The River Path

Wharves and Warehouses

Wharves were built along the big rivers, and out onto tidal foreshores to allow lighters to moor at high water and to continue loading as they settled onto the mud. Development increased throughout the 19th century, but the boom time came in the 1840s and 50s when most imports and all exports were exempt from duty - this was the time of the great building of warehouses. Mass concrete helped in the building of docks and hydraulic power worked swing bridges and cranes. In London these engineering innovations were matched by high standards of architecture of great warehouses with formal, often classical, references. In Liverpool they persist in the Doric colonnades of Albert Dock. Different docks dealt with different goods from spices to sugar, wool to grain, and some had a long history in human misery - Bristol and the slave trade, St Katherine's Dock in London with the transportation of offenders. Trade demanded vessels, the Tyne offered coal, iron and the construction of great ships. Beside many small rivers boat building yards jostled with fishing wharves and trading posts.

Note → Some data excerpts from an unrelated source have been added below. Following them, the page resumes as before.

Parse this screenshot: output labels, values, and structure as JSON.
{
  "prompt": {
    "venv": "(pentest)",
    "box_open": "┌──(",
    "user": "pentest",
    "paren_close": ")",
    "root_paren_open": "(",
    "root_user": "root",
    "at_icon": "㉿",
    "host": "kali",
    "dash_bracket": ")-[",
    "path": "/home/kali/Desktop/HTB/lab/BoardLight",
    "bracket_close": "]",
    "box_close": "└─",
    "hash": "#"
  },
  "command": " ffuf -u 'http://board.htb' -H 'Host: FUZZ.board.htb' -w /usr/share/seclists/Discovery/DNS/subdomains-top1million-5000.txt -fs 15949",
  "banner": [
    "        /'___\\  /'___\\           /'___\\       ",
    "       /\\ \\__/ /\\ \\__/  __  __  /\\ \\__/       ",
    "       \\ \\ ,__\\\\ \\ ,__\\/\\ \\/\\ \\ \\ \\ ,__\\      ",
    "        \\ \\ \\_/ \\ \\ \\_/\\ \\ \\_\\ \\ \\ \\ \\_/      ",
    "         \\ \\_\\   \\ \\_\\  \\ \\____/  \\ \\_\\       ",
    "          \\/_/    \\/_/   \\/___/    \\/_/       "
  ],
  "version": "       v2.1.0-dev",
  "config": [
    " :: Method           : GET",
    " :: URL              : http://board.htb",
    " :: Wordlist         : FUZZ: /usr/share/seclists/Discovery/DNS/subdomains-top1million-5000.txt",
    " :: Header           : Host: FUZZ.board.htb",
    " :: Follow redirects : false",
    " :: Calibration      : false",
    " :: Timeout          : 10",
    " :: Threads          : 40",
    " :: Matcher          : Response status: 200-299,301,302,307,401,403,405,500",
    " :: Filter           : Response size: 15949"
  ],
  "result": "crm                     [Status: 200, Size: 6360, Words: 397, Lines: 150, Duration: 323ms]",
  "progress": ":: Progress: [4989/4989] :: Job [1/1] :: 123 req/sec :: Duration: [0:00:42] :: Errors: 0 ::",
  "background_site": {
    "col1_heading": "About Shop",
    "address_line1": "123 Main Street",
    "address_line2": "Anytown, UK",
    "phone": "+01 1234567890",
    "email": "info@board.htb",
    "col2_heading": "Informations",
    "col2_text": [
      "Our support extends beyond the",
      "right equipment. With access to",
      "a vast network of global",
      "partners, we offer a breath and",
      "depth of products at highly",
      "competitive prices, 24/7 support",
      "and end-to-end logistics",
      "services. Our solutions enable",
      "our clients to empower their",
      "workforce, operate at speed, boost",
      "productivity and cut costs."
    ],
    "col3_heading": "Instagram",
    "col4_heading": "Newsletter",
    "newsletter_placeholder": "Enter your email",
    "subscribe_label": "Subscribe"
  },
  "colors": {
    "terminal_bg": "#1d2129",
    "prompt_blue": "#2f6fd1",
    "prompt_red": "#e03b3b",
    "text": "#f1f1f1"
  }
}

Parts of the dockland in Bristol and London still work hard, others have become recreational and living areas now, valued afresh for their position by water, and allowing people more easy access than for centuries. Some unfortunate consequences can also follow. Recent developments along the tidal Thames, for example, have encroached upon the foreshore: beaches are lost, the river profile changes, access to the edge of the river becomes private, and many people who make their living from small river-based activities find themselves priced out.

The picture above shows warehouses on Gloucester Docks.